AKP iktidarı döneminde sendikalaşma oranı giderek azaldı. 1960-1980 yılları arasında yüzde 60 olan sendikalaşma oranı, Çalışma ve Sosyal Güvenlik Bakanlığı’nın 22 Temmuz 2022 tarihli verilerine göre yüzde 14,26 oranına düştü.

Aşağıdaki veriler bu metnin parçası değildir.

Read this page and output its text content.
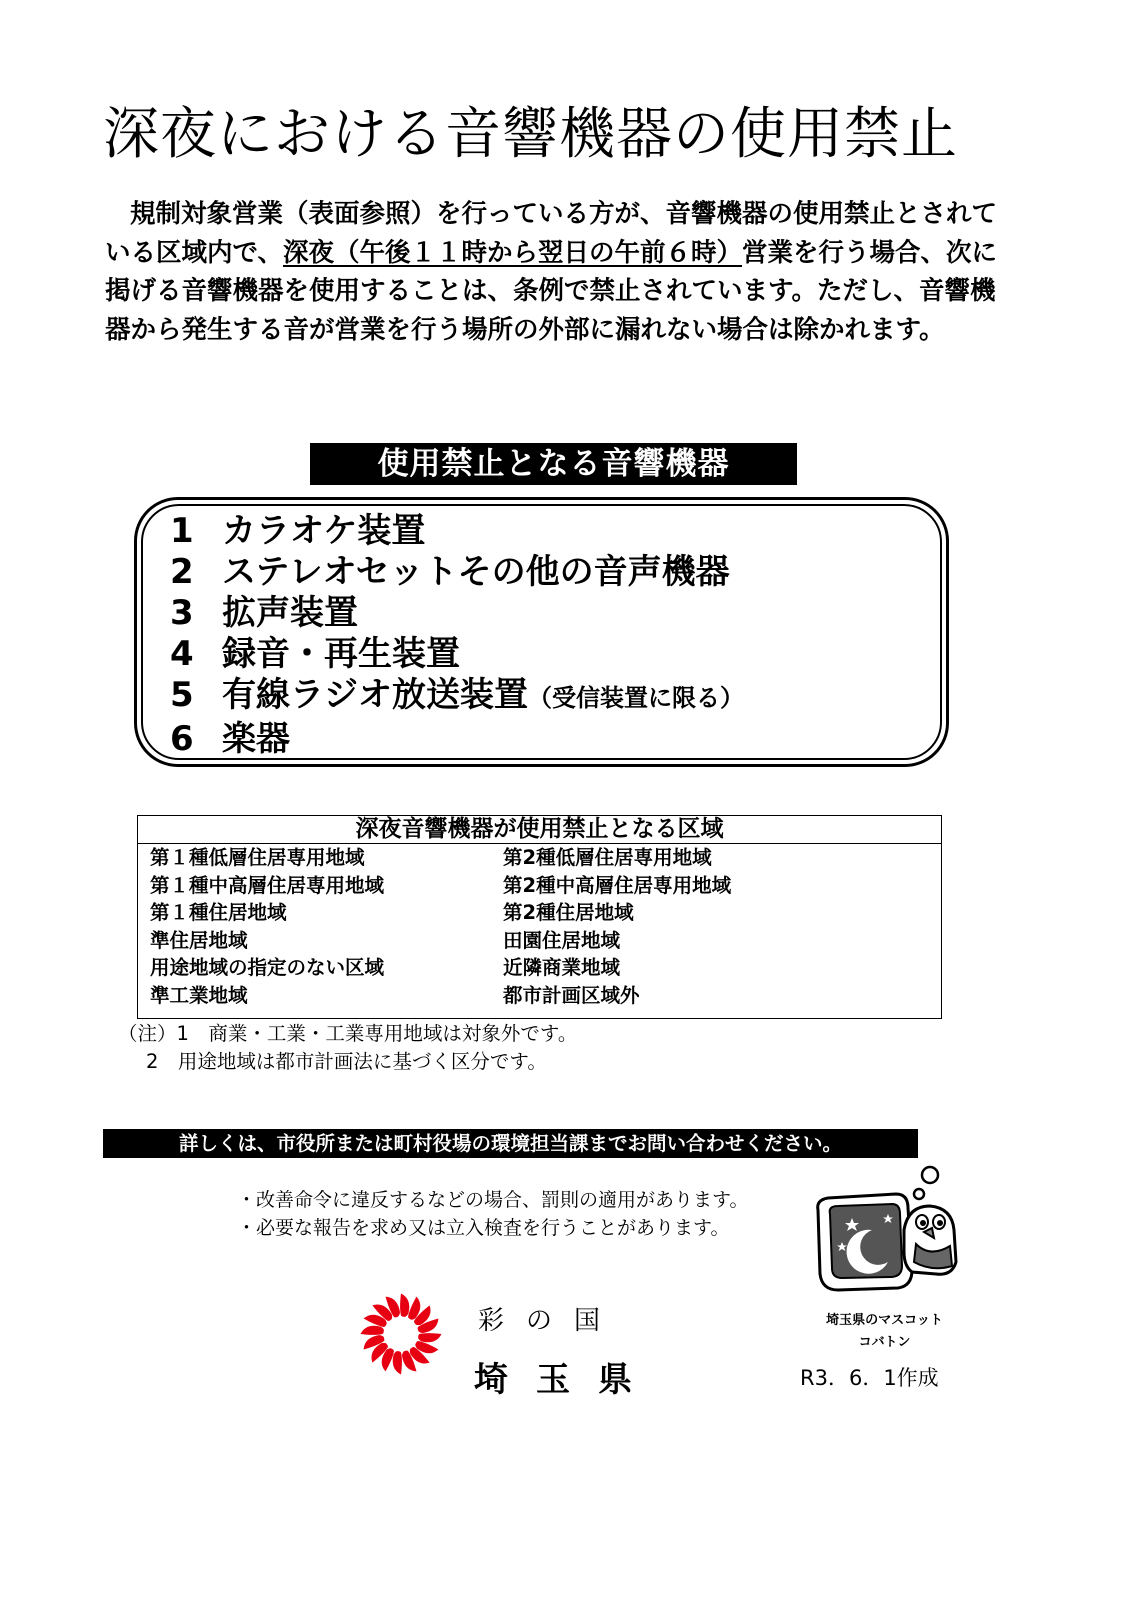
深夜における音響機器の使用禁止
規制対象営業（表面参照）を行っている方が、音響機器の使用禁止とされている区域内で、深夜（午後１１時から翌日の午前６時）営業を行う場合、次に掲げる音響機器を使用することは、条例で禁止されています。ただし、音響機器から発生する音が営業を行う場所の外部に漏れない場合は除かれます。
使用禁止となる音響機器
1 カラオケ装置
2 ステレオセットその他の音声機器
3 拡声装置
4 録音・再生装置
5 有線ラジオ放送装置（受信装置に限る）
6 楽器
深夜音響機器が使用禁止となる区域
第１種低層住居専用地域
第１種中高層住居専用地域
第１種住居地域
準住居地域
用途地域の指定のない区域
準工業地域
第2種低層住居専用地域
第2種中高層住居専用地域
第2種住居地域
田園住居地域
近隣商業地域
都市計画区域外
（注）1　商業・工業・工業専用地域は対象外です。
2　用途地域は都市計画法に基づく区分です。
詳しくは、市役所または町村役場の環境担当課までお問い合わせください。
・改善命令に違反するなどの場合、罰則の適用があります。
・必要な報告を求め又は立入検査を行うことがあります。
彩の国
埼玉県
埼玉県のマスコット
コバトン
R3．6．1作成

Aynı verilerde; Türkiye’de 34 milyondan fazla işçinin sadece 2 milyon işçinin sendikalı olduğu kaydedildi.
Devrimci Sağlık İşçileri Sendikası (Dev Sağlık-İş) İstanbul Şube Yöneticisi Muhammet Aslan, sendikanın insanca yaşanacak ücret, emeklilik ve tazminat hakkı, güvenceli iş, iş güvenliği ve işçi sağlığı gibi birçok temel konuda hakların korunması ve sağlanması açısından örgütlü bir mücadele alanı olduğunu belirterek, sendikalaşma oranında yaşanan düşüşe dair değerlendirmelerde bulundu.
SENDİKALAŞMANIN ÖNEMİ
Sendikalaşmanın önemli olduğunu vurgu yapan Aslan, “Sendika işçilerin yaşayabilecekleri ücretleri alabilmelerini sağlıyor. İşçiler de bu yüzden sendikalaşmanın önünü açmamızı isterken, bu hak engelleniyor. Bu, sermayenin insanların yaşayabileceği bir ücret vermek istememesinden kaynaklanıyor. Sermaye insanları köleleştirmek istiyor” ifadelerini kullandı.
SENDİKALARA MOBİNG
İktidara yakın olan ve işçilerin haklarını savunmayan sendikaları “sarı sendika” olarak tanımladıklarını kaydeden Aslan, “Sermaye, kendisinden olan sendikayı önemsiyor. Sarı sendika dediğimiz alan aslında sendikalaşmanın olmadığı bir alandır. Sermayenin ve iktidarın zor tutumlarından dolayı maalesef işçiler yandaş sendikalara üye olmak zorunda kalıyor. DİSK gibi sendikalara geçen işçilere de mobing uygulanıyor” dedi.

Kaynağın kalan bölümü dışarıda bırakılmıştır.